Mayor establishing new commission to tackle race relations in Shreveport

New committee focuses on race relations and diversity in Shreveport

SHREVEPORT, La. (KSLA) - A new commission is coming soon that will focus on race within the city of Shreveport.

On Tuesday, Dec. 10, Mayor Adrian Perkins announced he would be establishing the Shreveport Commission on Racial and Cultural Diversity.

“Just some of the dialogue that we hear in our city council meetings... a lot of it is racially charged by issues where race doesn’t necessarily need to be introduced,” he said. “It really pits our community up against one another, and we can’t afford that.”

Perkins released the application for the commission and says he’s already gotten close to 100 applicants so far.

“I want this committee to be (a) representative of the population,” he said. “I want it to be as diverse as possible. I want every voice to be heard within this committee.”

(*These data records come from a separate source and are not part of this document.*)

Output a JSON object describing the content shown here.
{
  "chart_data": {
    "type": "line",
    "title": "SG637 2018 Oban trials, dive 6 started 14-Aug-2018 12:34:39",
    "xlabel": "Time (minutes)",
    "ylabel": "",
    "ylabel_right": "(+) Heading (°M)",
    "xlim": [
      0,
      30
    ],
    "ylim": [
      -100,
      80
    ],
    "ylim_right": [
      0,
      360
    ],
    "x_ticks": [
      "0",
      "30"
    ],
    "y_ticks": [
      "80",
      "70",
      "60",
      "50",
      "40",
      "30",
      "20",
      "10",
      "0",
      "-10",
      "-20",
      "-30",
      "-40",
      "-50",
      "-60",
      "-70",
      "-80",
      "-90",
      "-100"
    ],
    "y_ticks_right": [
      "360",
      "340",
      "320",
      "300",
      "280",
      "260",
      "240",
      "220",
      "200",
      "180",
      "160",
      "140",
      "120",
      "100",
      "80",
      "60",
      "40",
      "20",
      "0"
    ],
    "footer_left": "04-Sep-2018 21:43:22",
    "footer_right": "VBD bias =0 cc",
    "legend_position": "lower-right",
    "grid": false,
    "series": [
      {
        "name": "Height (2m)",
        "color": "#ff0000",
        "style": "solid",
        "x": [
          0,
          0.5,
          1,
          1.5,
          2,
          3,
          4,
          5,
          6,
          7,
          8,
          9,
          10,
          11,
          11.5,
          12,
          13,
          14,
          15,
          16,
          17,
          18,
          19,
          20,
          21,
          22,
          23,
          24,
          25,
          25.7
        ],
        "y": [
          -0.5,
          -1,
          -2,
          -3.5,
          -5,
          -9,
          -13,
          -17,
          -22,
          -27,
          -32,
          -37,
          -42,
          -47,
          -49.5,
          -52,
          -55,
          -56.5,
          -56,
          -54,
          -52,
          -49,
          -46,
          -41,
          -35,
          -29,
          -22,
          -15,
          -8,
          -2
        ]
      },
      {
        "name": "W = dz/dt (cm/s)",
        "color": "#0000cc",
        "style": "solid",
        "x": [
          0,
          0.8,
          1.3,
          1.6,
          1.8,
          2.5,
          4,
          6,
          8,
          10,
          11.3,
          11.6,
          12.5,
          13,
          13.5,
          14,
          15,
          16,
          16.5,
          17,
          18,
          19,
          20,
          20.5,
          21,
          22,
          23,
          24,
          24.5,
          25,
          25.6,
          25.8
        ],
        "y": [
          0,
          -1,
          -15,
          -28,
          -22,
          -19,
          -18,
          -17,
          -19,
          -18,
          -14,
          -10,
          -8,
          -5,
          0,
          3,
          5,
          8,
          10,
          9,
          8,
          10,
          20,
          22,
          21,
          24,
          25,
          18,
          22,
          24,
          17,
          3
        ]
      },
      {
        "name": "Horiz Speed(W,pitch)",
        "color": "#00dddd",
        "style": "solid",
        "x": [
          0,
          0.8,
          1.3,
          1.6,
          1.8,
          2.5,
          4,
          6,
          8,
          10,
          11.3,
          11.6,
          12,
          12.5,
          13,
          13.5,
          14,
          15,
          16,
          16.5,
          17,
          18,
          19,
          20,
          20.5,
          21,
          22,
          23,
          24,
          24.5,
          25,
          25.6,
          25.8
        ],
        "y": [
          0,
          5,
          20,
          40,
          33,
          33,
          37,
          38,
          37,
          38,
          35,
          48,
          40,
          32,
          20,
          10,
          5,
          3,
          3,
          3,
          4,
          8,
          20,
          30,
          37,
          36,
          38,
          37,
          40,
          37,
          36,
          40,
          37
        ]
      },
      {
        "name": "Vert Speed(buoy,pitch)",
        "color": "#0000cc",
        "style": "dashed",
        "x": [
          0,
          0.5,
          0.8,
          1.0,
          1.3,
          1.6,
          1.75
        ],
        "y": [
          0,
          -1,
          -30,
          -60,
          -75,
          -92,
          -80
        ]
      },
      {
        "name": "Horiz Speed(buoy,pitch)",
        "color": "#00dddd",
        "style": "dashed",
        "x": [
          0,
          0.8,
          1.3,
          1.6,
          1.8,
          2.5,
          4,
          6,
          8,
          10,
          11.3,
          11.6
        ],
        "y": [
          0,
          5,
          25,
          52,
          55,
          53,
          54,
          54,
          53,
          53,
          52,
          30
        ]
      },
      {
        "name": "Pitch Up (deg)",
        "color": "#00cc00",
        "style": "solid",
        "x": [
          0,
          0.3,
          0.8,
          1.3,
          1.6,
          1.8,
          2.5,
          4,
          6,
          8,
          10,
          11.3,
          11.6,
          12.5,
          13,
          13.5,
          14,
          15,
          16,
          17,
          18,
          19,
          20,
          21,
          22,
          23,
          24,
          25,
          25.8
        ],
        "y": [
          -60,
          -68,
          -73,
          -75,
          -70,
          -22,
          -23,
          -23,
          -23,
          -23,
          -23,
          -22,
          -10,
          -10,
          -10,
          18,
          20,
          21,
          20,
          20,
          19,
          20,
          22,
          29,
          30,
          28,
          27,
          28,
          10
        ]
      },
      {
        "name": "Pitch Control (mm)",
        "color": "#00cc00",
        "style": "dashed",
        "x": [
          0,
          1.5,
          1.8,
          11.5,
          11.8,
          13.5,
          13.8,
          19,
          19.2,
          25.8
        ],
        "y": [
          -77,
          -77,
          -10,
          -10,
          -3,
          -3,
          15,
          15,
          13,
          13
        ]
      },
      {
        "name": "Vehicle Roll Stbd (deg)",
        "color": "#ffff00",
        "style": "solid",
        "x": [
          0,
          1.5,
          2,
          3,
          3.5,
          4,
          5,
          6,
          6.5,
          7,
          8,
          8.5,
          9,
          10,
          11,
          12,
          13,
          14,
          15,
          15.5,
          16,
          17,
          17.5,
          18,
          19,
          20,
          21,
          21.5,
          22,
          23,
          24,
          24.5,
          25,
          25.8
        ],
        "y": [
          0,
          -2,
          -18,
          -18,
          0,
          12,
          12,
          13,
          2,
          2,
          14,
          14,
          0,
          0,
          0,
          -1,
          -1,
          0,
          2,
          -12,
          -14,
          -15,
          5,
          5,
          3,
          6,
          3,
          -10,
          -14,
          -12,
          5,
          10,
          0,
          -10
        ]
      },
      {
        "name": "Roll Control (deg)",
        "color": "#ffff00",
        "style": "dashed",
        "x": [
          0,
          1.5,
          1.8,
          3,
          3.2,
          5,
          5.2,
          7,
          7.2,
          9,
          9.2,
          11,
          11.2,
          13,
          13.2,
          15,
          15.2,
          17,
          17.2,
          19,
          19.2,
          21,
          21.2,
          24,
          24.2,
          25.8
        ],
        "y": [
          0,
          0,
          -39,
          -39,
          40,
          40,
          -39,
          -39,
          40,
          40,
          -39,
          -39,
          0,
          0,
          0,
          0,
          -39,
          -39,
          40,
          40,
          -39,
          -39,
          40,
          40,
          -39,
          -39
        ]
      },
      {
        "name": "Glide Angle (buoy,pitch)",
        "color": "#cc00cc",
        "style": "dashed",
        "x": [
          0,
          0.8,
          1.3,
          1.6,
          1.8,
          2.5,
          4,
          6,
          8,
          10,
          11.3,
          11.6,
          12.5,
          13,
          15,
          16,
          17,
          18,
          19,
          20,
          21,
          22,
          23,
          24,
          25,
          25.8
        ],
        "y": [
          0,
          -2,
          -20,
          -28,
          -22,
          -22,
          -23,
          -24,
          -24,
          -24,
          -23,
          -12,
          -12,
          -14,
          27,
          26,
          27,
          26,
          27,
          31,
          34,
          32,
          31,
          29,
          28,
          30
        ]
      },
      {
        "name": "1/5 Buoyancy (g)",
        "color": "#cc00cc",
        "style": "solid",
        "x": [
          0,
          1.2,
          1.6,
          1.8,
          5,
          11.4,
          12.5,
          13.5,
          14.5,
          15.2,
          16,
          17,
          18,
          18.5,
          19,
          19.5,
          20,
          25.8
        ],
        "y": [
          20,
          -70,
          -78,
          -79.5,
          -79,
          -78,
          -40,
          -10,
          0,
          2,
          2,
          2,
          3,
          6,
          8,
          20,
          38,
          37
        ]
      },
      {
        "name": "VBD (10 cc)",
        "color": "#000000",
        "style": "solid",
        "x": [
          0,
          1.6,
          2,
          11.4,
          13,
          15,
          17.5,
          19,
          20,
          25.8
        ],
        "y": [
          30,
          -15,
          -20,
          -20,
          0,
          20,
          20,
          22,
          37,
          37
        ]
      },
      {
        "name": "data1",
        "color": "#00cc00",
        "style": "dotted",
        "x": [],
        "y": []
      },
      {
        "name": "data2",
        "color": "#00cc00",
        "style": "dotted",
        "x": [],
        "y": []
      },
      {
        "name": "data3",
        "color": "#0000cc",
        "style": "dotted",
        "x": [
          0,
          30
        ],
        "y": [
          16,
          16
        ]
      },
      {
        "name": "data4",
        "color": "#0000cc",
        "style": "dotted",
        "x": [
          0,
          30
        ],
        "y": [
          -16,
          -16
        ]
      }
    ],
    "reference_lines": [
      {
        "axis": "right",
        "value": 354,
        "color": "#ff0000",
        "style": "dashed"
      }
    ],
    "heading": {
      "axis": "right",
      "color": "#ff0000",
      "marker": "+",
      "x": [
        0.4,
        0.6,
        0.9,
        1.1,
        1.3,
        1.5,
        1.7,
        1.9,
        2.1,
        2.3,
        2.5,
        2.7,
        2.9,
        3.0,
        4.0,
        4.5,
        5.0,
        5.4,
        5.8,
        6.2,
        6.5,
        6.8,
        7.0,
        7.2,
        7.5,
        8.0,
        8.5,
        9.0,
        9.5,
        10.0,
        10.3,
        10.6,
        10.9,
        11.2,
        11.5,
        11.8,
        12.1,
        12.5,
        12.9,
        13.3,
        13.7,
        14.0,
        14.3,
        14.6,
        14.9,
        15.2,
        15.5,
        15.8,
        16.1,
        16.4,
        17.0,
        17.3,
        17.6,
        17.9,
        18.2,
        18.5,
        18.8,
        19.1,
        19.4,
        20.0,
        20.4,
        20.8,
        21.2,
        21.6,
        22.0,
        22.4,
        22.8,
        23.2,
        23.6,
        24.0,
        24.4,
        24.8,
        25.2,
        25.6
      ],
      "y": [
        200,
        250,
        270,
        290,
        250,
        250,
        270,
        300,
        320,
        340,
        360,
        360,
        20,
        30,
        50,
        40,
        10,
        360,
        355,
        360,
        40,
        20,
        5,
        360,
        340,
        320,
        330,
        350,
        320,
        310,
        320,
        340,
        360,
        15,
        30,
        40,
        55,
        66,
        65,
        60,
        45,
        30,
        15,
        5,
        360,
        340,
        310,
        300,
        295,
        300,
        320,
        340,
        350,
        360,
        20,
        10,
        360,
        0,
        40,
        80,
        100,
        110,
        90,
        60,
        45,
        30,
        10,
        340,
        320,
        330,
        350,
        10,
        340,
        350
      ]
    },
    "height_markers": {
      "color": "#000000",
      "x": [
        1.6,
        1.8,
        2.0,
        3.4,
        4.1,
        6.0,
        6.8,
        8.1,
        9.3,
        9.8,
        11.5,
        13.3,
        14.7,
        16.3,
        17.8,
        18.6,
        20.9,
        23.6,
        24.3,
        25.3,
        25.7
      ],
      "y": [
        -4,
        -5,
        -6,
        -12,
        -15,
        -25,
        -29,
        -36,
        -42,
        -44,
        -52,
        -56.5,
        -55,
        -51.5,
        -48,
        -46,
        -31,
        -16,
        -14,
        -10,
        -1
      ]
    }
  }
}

Perkins says there are no age restrictions, and the only qualification is that those who apply live in Shreveport.

Councilmember Willie Bradford, Dr. Adrian Kushner and Louisiana State University Shreveport Chancellor Dr. Larry Clark make up the advisory committee. They will be tasked with creating the curriculum, drafting the meetings an also selecting the 11 members that will make up this commission.

The city has seen two similar commissions in the past, but Perkins believes this one will be different and really wants change to be made within the city.

“The long term goal is to identify those racial fissures in our community,” he said. “Those institutional things that can be addressed whether you’re talking about improvements to education, economic disparities, cultural disparities... how we can really bring this community together along all those sectors."

Shreveport mayor creating new committee

Carey Wesley was born and raised in Shreveport. He believes the commission is a good idea and believes there is a division within the city.

“People are scared of what they don’t understand,” he said. “If they don’t understand it, they shy away from it, but once everybody comes around to understanding a person’s mindset, a person’s upbringing and where they are coming from then we’ll be able to come together and unite.”

Lee Harville also lives in Shreveport and likes the idea of the commission.

“I don’t know if there’s a division, but I think that a lot of times we don’t have understanding,” he said. “Especially today when everybody’s on social media, (and) on their phones. Actually talking to each other instead of at each other is a thing we need to do more of.”